Zone euro : la croissance de l'activité ralentit en août

La reprise économique de la zone euro a légèrement ralenti en août mais les entreprises se montrent plus optimistes pour les mois à venir malgré des différences de croissance entre les différents pays de la région. En France, le rythme de croissance dans le secteur privé est revenu à un plus bas de cinq mois en août avec une décélération de la reprise dans les services.

L'indice PMI composite de la zone euro, qui intègre les services et l'industrie, a reculé à 56,1, contre 56,4 attendu et 56,7 en juillet, selon l'enquête publiée ce lundi par Markit Economics.

L'indice PMI de l'industrie manufacturière, calculé sur la base des réponses des directeurs d'achats de près de 2.000 entreprises de la zone euro, est ressorti à 55,0 en première estimation en août contre 56,7 en juillet, alors que les économistes interrogés par Reuters l'anticipaient à 56,2.

L'indice équivalent pour les services a légèrement reculé, à 55,6 contre 55,8 le mois dernier et un consensus de 55,5. Il reste néanmoins pour le douzième mois consécutif au-dessus du seuil de 50 séparant expansion et contraction de l'activité.

Le sous-indice de la production est passé de 58,7 en juillet à 57,2 en août. En revanche l'indice des anticipations des entreprises ressort en hausse à 68,1 après avoir atteint 66,5 en juillet.

Ralentissement de la croissance française dans le secteur privé

En France, l'indice PMI composite a reculé à 59 en août, touchant un plus bas de cinq mois, après 59,7 en juillet.

Par secteur, l'indice d'activité dans les services a reculé à 59,9 en version préliminaire, touchant un plus bas de quatre mois, après 61,1 en juillet. Dans l'industrie manufacturière, l'indice flash a en revanche progressé à 54,7, touchant un plus haut de deux mois, après 53,9 en juillet.

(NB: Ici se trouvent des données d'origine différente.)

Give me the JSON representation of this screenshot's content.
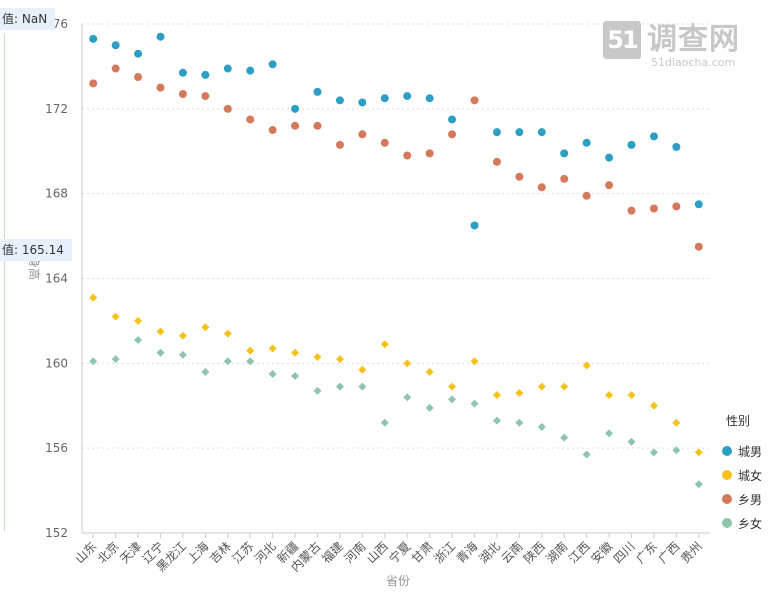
{
  "tooltip_top": "值: NaN",
  "tooltip_mid": "值: 165.14",
  "logo": {
    "number": "51",
    "name": "调查网",
    "url": "51diaocha.com"
  },
  "colors": {
    "城男": "#2e9fc4",
    "城女": "#f7c21b",
    "乡男": "#d4795c",
    "乡女": "#8ec5ac"
  },
  "chart_data": {
    "type": "scatter",
    "xlabel": "省份",
    "ylabel": "身高",
    "ylim": [
      152,
      176
    ],
    "yticks": [
      152,
      156,
      160,
      164,
      168,
      172,
      176
    ],
    "grid": true,
    "legend_position": "right",
    "legend_title": "性别",
    "categories": [
      "山东",
      "北京",
      "天津",
      "辽宁",
      "黑龙江",
      "上海",
      "吉林",
      "江苏",
      "河北",
      "新疆",
      "内蒙古",
      "福建",
      "河南",
      "山西",
      "宁夏",
      "甘肃",
      "浙江",
      "青海",
      "湖北",
      "云南",
      "陕西",
      "湖南",
      "江西",
      "安徽",
      "四川",
      "广东",
      "广西",
      "贵州"
    ],
    "series": [
      {
        "name": "城男",
        "marker": "circle",
        "values": [
          175.3,
          175.0,
          174.6,
          175.4,
          173.7,
          173.6,
          173.9,
          173.8,
          174.1,
          172.0,
          172.8,
          172.4,
          172.3,
          172.5,
          172.6,
          172.5,
          171.5,
          166.5,
          170.9,
          170.9,
          170.9,
          169.9,
          170.4,
          169.7,
          170.3,
          170.7,
          170.2,
          167.5
        ]
      },
      {
        "name": "城女",
        "marker": "diamond",
        "values": [
          163.1,
          162.2,
          162.0,
          161.5,
          161.3,
          161.7,
          161.4,
          160.6,
          160.7,
          160.5,
          160.3,
          160.2,
          159.7,
          160.9,
          160.0,
          159.6,
          158.9,
          160.1,
          158.5,
          158.6,
          158.9,
          158.9,
          159.9,
          158.5,
          158.5,
          158.0,
          157.2,
          155.8
        ]
      },
      {
        "name": "乡男",
        "marker": "circle",
        "values": [
          173.2,
          173.9,
          173.5,
          173.0,
          172.7,
          172.6,
          172.0,
          171.5,
          171.0,
          171.2,
          171.2,
          170.3,
          170.8,
          170.4,
          169.8,
          169.9,
          170.8,
          172.4,
          169.5,
          168.8,
          168.3,
          168.7,
          167.9,
          168.4,
          167.2,
          167.3,
          167.4,
          165.5
        ]
      },
      {
        "name": "乡女",
        "marker": "diamond",
        "values": [
          160.1,
          160.2,
          161.1,
          160.5,
          160.4,
          159.6,
          160.1,
          160.1,
          159.5,
          159.4,
          158.7,
          158.9,
          158.9,
          157.2,
          158.4,
          157.9,
          158.3,
          158.1,
          157.3,
          157.2,
          157.0,
          156.5,
          155.7,
          156.7,
          156.3,
          155.8,
          155.9,
          154.3
        ]
      }
    ]
  }
}
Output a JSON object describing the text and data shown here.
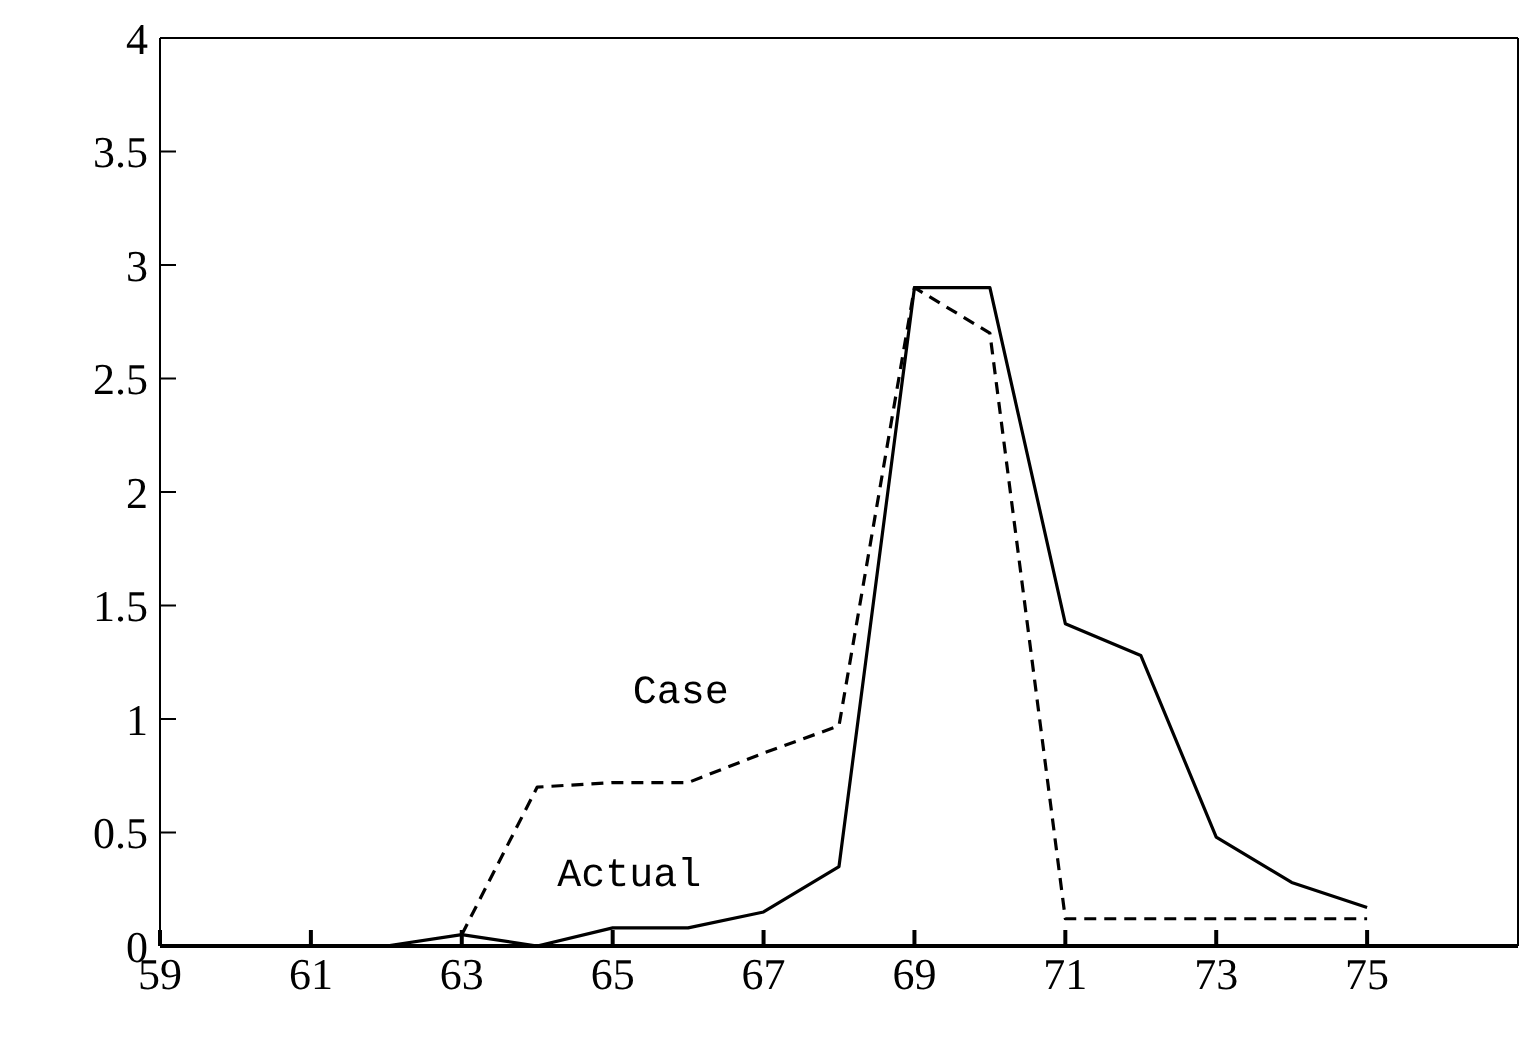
{
  "chart_data": {
    "type": "line",
    "xlim": [
      59,
      77
    ],
    "xticks": [
      59,
      61,
      63,
      65,
      67,
      69,
      71,
      73,
      75
    ],
    "ylim": [
      0,
      4
    ],
    "yticks": [
      0,
      0.5,
      1,
      1.5,
      2,
      2.5,
      3,
      3.5,
      4
    ],
    "grid": false,
    "legend": false,
    "marker": "none",
    "series": [
      {
        "name": "Case",
        "color": "#000000",
        "line_style": "dashed",
        "x": [
          63,
          64,
          65,
          66,
          67,
          68,
          69,
          70,
          71,
          72,
          73,
          74,
          75
        ],
        "values": [
          0.05,
          0.7,
          0.72,
          0.72,
          0.85,
          0.97,
          2.9,
          2.7,
          0.12,
          0.12,
          0.12,
          0.12,
          0.12
        ]
      },
      {
        "name": "Actual",
        "color": "#000000",
        "line_style": "solid",
        "x": [
          62,
          63,
          64,
          65,
          66,
          67,
          68,
          69,
          70,
          71,
          72,
          73,
          74,
          75
        ],
        "values": [
          0,
          0.05,
          0,
          0.08,
          0.08,
          0.15,
          0.35,
          2.9,
          2.9,
          1.42,
          1.28,
          0.48,
          0.28,
          0.17
        ]
      }
    ]
  }
}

Les économistes interrogés par Reuters prévoyaient en moyenne un PMI manufacturier à 53,4 et un indice des services à 60,5.

La nette hausse des nouvelles affaires dans les services comme dans l'industrie manufacturière, en dépit d'une activité traditionnellement ralentie en août, laisse augurer d'une poursuite de la reprise en France où le PIB a progressé de 0,6% au deuxième trimestre.

Dans le détail, le sous-indice de la production manufacturière a progressé en août pour atteindre un plus haut depuis mai à 57,1 après 56,7 en juillet. La composante nouvelles commandes dans le secteur manufacturier s'est inscrite à 57,3 en août en version préliminaire contre 54,5 en version définitive le mois précédent. La hausse des embauches dans le secteur des services en août se traduit par une croissance de l'emploi dans le secteur privé pour le quatrième mois consécutif en dépit d'une poursuite des destructions de postes dans le secteur manufacturier, bien qu'à un rythme ralenti. Les prix des achats ont augmenté en août sous l'effet de la hausse des prix des matières premières. Leur rythme de hausse avait touché un plus bas de cinq mois en juillet.

Rappelons enfin que le gouvernement a abaissé vendredi sa prévision de croissance du PIB pour 2011 la ramenant à 2,0% contre 2,5% précédemment. Il a en revanche confirmé sa prévision d'une croissance du PIB de 1,4% cette année et n'a pas exclu que ce chiffre puisse être dépassé. Les économistes s'attendent toutefois à un ralentissement de la croissance française au second semestre avec l'arrêt progressif des effets des mesures de relance.

Accélération de la croissance des services en Allemagne

De son côté, l'indice composite allemand a atteint son plus haut niveau depuis quatre mois, à 59,3 contre 59 en juillet. L'activité a notamment été portée par l'accélération de la croissance dans les services en août qui atteint son rythme le plus élevé en trois ans, alors que la croissance dans l'industrie commence à ralentir.

En effet, l'indice PMI pour les services est ressorti à 58,5, alors que les économistes anticipaient un chiffre 56,3 après celui de 56,5 publié le mois précédent.

En revanche, l'indice PMI manufacturier a reculé à 58,2, son rythme le plus lent depuis six mois, contre 61,2 observé en juillet et 60,5 attendu par les économistes.

Le sous-indice des commandes nouvelles dans l'industrie est passé de 63,2 en juillet à 57,4 en août, tandis que la composante des nouveaux contrats dans les services a atteint 52,9 contre 53,7 en juillet.

"Nous nous attendions à ce que le secteur manufacturier commence à ralentir au second semestre de l'année, c'est donc vraiment positif pour les services, le chiffre a atteint un plus haut de trois ans", note Rob Dobson, l'une des personnes en charge de la récolte des données chez Markit.